Virginia Lawyers Weekly//February 25, 2011
Editor’s Note: As Black History month draws to a close, we provide a feature, on Giles B. Jackson, the first African-American to argue before the Virginia Supreme Court of Appeals (now the Supreme Court of Virginia).
For Giles B. Jackson, a man born into slavery in 1853, the future did not seem to hold much promise. Like most African-Americans of that time, Jackson seemed fated for a life of servitude. But the Civil War soon brought an end to that notion. Overcoming the odds laid against him, Jackson ultimately became an attorney, entrepreneur, real estate developer, newspaper publisher and civil rights activist.
Jackson was born on a farm in Goochland County. When the Civil War broke out he served as a body servant to his owner, a Confederate cavalry colonel, Charles G. Dickerson. He also attended the horses and uniforms of Gen. Robert E. Lee. He was captured in Caroline County and went before General U.S. Grant, who released him back to Dickerson.
Upon his emancipation after the war, Jackson relocated to Richmond, where he worked for the prominent Stewart family at Brook Hill Plantation. There he met his wife, Sarah Ellen Wallace, and learned to read and write.
Jackson worked many jobs to support his large family, which eventually grew to 14 children. In need of funds, he took a job doing menial work with William H. Beveridge, a Richmond lawyer. In Beveridge’s employ, he began to “read the law,” then a custom in Virginia and under Beveridge’s tutelage began to practice. On Nov. 30, 1887, Jackson became the first African-American attorney to be allowed to practice before the Virginia Supreme Court. Spurred on by Beveridge, Jackson became a successful attorney serving the black community in Richmond.

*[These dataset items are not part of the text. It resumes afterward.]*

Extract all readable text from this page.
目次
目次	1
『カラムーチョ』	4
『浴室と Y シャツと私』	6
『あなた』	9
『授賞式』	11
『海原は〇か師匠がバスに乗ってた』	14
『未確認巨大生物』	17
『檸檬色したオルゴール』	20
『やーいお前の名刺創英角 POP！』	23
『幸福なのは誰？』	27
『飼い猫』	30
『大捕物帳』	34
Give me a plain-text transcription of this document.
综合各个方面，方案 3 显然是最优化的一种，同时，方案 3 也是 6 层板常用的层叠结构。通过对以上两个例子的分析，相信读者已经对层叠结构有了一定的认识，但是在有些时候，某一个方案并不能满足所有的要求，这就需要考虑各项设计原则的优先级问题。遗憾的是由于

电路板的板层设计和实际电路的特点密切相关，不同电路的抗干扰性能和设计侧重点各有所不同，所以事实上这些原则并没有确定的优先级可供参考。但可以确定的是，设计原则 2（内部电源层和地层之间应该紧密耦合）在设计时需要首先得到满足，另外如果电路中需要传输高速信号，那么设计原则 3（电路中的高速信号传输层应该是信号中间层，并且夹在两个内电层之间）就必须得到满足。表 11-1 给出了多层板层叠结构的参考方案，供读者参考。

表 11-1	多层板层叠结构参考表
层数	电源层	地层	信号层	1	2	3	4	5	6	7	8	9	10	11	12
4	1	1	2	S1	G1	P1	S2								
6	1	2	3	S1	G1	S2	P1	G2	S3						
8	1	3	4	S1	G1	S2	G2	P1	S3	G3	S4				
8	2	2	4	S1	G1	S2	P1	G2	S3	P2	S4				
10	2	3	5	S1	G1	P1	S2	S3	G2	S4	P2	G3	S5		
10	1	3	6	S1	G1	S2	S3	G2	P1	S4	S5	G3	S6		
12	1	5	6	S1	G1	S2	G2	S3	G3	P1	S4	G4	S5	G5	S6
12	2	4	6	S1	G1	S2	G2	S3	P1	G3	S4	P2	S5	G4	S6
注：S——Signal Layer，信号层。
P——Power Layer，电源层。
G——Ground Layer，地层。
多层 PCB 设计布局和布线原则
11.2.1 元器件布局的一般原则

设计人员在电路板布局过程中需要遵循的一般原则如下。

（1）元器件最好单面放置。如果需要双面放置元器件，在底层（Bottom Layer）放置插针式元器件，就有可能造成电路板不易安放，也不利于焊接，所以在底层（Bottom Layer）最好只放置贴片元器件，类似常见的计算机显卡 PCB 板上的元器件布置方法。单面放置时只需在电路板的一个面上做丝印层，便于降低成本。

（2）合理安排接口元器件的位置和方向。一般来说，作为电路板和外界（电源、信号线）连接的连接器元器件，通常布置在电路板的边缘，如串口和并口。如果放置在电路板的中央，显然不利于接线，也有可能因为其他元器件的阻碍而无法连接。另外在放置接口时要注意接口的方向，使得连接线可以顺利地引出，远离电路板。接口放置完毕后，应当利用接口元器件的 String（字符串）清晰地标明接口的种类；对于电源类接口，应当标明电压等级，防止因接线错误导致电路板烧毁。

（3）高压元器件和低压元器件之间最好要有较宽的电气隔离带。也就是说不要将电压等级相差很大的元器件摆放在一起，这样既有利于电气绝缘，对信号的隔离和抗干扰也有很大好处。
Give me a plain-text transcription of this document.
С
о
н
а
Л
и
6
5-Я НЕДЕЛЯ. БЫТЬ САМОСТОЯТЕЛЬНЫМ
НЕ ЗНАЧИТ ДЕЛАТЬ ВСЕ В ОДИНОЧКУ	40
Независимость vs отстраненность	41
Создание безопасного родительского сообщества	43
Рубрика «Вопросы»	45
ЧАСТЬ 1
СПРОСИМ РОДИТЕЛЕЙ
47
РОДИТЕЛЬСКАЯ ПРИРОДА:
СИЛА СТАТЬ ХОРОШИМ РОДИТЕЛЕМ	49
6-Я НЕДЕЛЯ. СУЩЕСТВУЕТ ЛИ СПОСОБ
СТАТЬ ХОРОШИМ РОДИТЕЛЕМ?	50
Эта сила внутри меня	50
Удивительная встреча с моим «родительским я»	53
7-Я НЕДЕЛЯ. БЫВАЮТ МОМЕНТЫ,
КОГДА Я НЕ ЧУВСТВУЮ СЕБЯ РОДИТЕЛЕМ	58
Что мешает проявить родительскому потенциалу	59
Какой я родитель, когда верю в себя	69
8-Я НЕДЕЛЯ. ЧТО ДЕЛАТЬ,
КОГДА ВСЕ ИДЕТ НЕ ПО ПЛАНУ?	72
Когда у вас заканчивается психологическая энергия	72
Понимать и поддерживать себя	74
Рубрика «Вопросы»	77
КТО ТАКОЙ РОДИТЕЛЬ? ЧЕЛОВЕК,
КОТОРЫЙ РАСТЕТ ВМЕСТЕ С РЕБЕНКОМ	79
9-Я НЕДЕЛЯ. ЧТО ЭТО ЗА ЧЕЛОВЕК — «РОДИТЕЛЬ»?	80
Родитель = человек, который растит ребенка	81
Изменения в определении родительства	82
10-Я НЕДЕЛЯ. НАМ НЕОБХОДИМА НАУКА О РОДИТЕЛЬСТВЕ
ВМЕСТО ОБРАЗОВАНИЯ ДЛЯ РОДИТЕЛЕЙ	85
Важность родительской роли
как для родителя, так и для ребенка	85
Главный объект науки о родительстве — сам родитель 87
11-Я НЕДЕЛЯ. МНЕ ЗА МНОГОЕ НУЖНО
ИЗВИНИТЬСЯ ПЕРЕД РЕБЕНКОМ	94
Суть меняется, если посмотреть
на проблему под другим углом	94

He became a spokesperson of sorts for this community and was contacted by Booker T. Washington and began to work with him in his efforts to abolish Jim Crow laws in Virginia. Washington selected Jackson as his aide-de-camp in 1900 when Washington organized the Negro Business League in Boston. Jackson served as a vice president during the organization’s first three years.
In 1901 when the General Assembly resolved to commemorate the Tercentennial of Jamestown, Jackson promoted an idea of a separate Negro Exhibit to run concurrent with the Jamestown Exhibition of 1907. The Exhibition was a huge success, drawing the attention of President Theodore Roosevelt, who attended the exhibit and lauded Jackson’s efforts.
Inspired by the successful exhibit, Jackson and D. Webster Davis, a prominent black educator and poet, wrote a book called, “The Industrial History of the Negro Race of the United States,” detailing the 1907 Negro Exhibit efforts and devoting chapters to business, the arts, and inventors. The book was later used as a school text in Virginia, West Virginia and North Carolina.
Jackson devoted much of his life to advancing the African-American community by founding business league chapters, helping to establish fraternal orders, writing articles of incorporation and publishing a newspaper, the “Negro Criterion,” to promote the Negro Exhibit and black business.
During World War I Jackson was appointed chief of the Negro Division of the U.S. Employment Service in Washington, D.C. When his commission ended, he returned to Richmond, where he spent the last years of his life dedicated to lobbying Congress to create a Negro Industrial Commission. He requested support from governors, religious and political organizations, senators and representatives urging them to endorse his bill that would improve interracial labor troubles and promote better working conditions for blacks. Although his bill was unsuccessful, his efforts were not in vain.
Well-respected in both the black and white community, Jackson, according to his biographers, personally knew or met every president from Grant to Coolidge. President McKinley made him an honorary colonel so he could command a regiment of black cavalry at the McKinley inauguration and Roosevelt, his successor, renewed the commission.